从 IGraph (Python) 中的多个文件中读取图形

[英]Read Graph from multiple files in IGraph (Python)

I have multiple node- and edgelists which form a large graph, lets call that the maingraph .我有多个 node- 和 edgelists 形成一个大图,我们称之为maingraph My current strategy is to first read all the nodelists and import it with add_vertices .我目前的策略是首先读取所有节点列表并使用add_vertices导入它。 Every node then gets an internal id which depends on the order they are ingested and therefore isnt very reliable (as i've read it, if you delete one, all higher ids than the one deleted change).然后每个节点都会获得一个内部 id,这取决于它们被摄取的顺序,因此不是很可靠(正如我读过的那样,如果你删除一个,所有比删除的更改更高的 id)。 I assign every node a name attribute which corresponds to the external ID I use so I can keep track of my nodes between frameworks and a type attribute.我为每个节点分配一个与我使用的外部 ID 相对应的name属性,以便我可以跟踪框架和type属性之间的节点。

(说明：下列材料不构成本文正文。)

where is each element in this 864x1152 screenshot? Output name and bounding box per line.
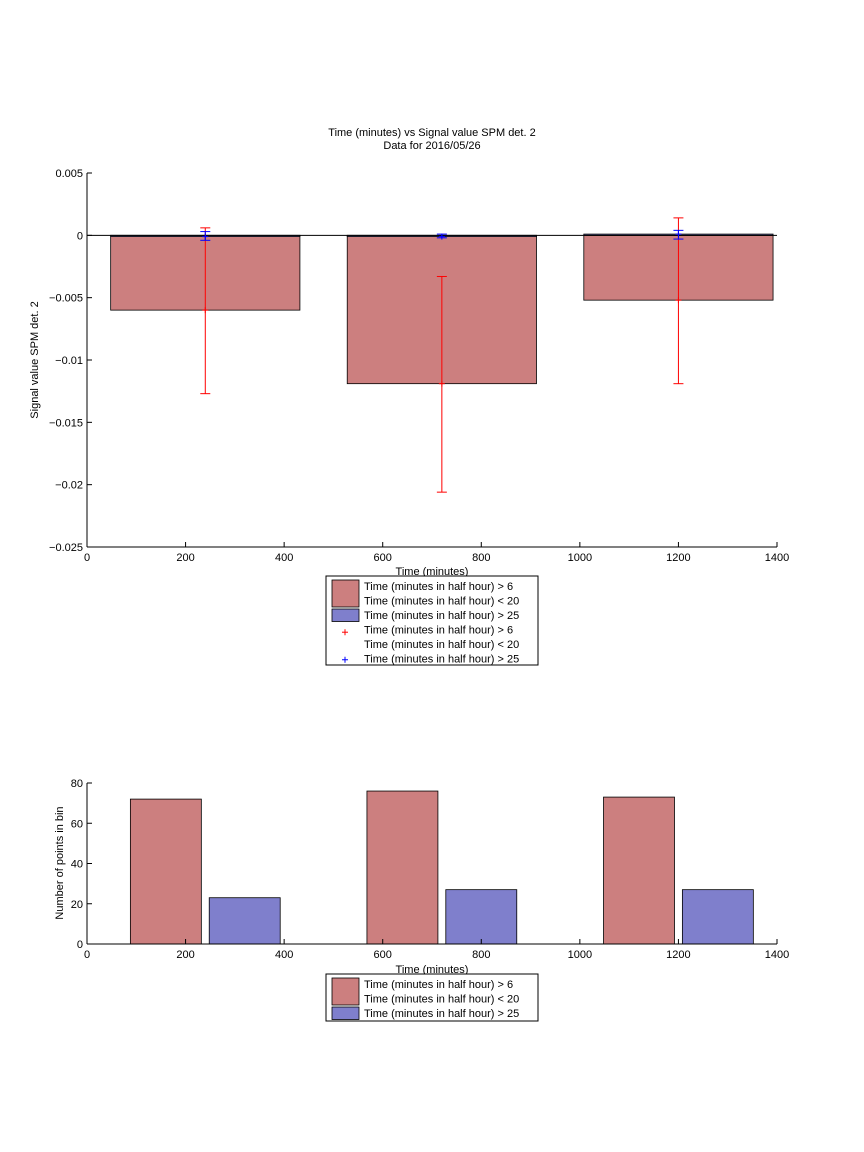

Now, how do I add the edges?现在,我如何添加边缘? When I read an edgelist it will start making a new graph ( subgraph ) and hence starts the internal ID at 0. Therefore, "merging" the graphs with maingraph.add_edges(subgraph.get_edgelist) inevitably fails.当我读取 edgelist 时,它会开始制作一个新图( subgraph ),因此内部 ID 从 0 开始。因此,将图与maingraph.add_edges(subgraph.get_edgelist) “合并”不可避免地失败。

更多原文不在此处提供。